25 Aug The Relationship Between Addiction and Work: Part Three – How An Addicted Employee Can Improve
In the first two parts of this guide, we discussed the different ways that addiction can affect a workplace. Not only do people with addictions create challenges for other people in their workplace, but the workplace itself can contribute to addiction.
This article will focus on how an addicted employee can make positive changes in themselves and in their workplace.
How You Can Improve Your Workplace
Obviously, the employee with an addiction has the strongest opportunity to improve any workplace that is damaged by addictive behavior – aside from, perhaps, their employer, who could simply fire them. Hopefully, by following the advice in this article, you will be able to avoid getting fired and overcome your addiction before it creates serious problems.
Here are a few things you can try.
Obviously, if your addiction is causing problems and work, the best thing for you to do is to get clean with the help of drug and alcohol rehab San Diego. Unfortunately, depending on how serious your addiction is, getting clean might not be the easiest thing in the world. It never is, but it becomes even more difficult when trying to maintain a job.
- If you think you can sober up on your own, try to schedule your work week so that you have at least three consecutive days off in a row. If you educate yourself on how to accelerate a detox process this might be enough time for you to get through the worst of it prior to return it to work.
- Use your vacation time to go to rehab. If you think you’re going to need a rehab program to get through addiction, then you’ll probably need at least a week of time. It might not seem like fun to use your vacation time to go to rehab but in the long run, it’s in your best interest.
- Be honest with your boss. It never hurts to be truthful about the situation. If you’re a good worker, chances are that your boss wants to keep you around. They may be willing to set aside some time or create a schedule that supports you in going to detox.
- Try outpatient rehab.
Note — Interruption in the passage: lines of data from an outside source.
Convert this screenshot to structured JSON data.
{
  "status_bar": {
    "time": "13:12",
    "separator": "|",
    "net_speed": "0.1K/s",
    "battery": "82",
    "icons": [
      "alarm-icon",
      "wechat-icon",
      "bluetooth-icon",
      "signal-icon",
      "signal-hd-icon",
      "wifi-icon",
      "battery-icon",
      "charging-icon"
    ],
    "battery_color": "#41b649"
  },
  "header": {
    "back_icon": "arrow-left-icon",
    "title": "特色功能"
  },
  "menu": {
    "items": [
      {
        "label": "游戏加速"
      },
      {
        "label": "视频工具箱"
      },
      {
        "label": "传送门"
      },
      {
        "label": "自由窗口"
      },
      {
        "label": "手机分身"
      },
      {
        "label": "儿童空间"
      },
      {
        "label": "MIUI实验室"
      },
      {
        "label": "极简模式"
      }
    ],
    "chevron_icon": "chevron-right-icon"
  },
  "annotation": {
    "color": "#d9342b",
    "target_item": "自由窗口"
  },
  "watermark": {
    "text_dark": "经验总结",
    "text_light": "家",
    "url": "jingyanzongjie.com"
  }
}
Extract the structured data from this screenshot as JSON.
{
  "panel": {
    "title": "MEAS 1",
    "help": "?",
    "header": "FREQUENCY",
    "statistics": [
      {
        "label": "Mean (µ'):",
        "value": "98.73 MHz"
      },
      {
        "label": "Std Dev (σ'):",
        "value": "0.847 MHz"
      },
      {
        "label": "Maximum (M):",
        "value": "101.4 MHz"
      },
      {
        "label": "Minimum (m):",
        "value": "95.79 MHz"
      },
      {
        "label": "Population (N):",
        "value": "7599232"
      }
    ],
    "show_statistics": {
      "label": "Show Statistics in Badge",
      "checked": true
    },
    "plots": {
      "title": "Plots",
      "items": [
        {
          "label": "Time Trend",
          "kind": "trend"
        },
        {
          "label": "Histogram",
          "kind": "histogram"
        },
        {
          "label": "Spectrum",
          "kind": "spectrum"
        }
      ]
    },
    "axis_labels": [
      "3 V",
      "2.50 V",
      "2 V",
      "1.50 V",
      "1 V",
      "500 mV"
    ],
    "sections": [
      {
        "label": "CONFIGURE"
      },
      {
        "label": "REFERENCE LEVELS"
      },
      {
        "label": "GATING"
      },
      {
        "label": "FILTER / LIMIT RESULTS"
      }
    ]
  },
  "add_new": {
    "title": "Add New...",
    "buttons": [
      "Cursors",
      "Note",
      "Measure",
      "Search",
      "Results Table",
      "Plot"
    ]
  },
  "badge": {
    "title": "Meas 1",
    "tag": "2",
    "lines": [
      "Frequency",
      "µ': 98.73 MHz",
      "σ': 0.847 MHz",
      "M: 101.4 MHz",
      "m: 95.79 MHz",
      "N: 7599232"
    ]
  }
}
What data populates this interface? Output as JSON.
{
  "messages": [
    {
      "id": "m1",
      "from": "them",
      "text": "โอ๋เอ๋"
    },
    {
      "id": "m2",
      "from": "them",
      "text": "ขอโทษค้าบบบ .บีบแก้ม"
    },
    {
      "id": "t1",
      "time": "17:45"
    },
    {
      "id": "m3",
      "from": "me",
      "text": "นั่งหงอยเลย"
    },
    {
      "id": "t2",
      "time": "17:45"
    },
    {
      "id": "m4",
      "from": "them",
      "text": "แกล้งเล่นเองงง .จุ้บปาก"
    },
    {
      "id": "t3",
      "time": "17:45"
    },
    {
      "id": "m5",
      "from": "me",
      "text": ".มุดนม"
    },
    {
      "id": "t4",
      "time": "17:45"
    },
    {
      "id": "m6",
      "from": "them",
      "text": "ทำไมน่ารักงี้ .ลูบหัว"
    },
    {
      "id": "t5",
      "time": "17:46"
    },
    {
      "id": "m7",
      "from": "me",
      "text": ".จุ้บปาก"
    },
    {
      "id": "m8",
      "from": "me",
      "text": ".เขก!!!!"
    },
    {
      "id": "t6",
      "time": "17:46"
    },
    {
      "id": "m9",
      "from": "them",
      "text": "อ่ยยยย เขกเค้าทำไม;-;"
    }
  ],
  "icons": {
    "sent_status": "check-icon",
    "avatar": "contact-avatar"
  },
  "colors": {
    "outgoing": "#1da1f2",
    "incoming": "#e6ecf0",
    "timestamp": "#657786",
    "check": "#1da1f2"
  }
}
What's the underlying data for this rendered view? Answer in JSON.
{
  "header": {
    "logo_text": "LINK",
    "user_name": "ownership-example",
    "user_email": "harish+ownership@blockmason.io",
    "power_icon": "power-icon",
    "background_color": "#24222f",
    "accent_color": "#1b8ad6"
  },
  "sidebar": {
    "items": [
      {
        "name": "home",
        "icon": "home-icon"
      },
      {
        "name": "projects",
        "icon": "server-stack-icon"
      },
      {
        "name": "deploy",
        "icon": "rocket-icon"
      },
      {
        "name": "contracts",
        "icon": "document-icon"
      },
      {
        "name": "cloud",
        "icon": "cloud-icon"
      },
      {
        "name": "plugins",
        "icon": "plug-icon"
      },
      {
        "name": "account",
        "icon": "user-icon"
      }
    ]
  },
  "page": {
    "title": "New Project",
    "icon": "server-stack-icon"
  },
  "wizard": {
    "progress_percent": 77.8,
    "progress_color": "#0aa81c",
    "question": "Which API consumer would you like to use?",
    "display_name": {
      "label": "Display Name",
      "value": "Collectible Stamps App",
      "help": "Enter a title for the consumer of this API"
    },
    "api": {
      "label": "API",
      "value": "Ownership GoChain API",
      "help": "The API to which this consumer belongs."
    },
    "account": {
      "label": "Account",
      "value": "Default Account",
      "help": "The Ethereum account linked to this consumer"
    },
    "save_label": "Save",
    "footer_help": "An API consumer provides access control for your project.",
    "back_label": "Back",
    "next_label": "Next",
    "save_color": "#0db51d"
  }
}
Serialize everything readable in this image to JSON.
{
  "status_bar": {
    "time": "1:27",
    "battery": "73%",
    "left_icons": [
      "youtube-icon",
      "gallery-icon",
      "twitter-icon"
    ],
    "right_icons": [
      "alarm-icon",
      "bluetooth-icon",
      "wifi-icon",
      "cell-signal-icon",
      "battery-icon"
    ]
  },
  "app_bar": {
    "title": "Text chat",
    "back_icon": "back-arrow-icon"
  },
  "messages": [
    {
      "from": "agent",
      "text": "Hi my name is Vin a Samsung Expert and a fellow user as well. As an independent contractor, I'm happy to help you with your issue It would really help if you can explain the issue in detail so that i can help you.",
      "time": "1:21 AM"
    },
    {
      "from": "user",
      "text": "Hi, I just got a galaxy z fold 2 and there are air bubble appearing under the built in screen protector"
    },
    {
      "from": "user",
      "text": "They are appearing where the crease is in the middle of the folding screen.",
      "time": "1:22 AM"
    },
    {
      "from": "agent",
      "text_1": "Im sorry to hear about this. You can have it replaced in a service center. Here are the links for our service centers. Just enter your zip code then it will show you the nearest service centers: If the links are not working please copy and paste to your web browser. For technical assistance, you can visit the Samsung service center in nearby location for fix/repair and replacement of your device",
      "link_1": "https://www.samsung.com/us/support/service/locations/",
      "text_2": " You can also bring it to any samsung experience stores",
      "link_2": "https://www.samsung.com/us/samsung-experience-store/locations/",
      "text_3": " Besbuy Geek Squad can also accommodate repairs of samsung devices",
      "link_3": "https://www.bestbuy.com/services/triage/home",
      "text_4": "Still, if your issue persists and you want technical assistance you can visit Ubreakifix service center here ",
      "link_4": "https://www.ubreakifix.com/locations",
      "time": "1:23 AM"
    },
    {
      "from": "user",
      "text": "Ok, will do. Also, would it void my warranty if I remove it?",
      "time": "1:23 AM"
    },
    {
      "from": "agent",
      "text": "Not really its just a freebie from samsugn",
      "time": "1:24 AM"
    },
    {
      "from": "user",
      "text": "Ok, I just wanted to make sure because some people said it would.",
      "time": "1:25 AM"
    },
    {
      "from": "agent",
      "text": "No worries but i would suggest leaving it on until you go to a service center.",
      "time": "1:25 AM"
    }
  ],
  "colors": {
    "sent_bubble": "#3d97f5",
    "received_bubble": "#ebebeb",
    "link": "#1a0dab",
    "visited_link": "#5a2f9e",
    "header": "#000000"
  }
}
Outpatient rehab allows you to participate in therapy and other rehab practices without needing to commit full-time. You can maintain a job at outpatient rehab.
If you don’t think that you’re able to get sober right away, and you don’t think your boss will support you going to drug and alcohol rehab, these are some other things you can try.
Confide in a trusted coworker.
If there’s somebody at work that you can trust who you don’t think will share the secret of your addiction, confide in them about your struggle. Many people don’t understand how difficult it can be for someone with an addiction to try and sober up while maintaining their job. Having someone to support you through this can be very helpful.
Wean yourself off.
Perhaps the most important piece of advice that can be given to somebody who isn’t able to go through detox is to start weaning yourself down. Start by spacing your doses out further and further apart and by decreasing the dosage that you take.
Stop looking forward to getting high. Instead, take only the bare minimum required to get rid of your withdrawal symptoms and only use it when the symptoms become bad enough that they prevent you from working. Over time, your tolerance and dependence will decrease to the point where it will be much easier to stop using entirely.
Struggling with addiction while you’re working a job can be very difficult. However, there are ways to work through it. If you think you can get time off, don’t hesitate to reach out to a drug and alcohol rehab San Diego. Otherwise, consider weaning yourself off the drugs and making sure that your behavior is appropriate in the meantime.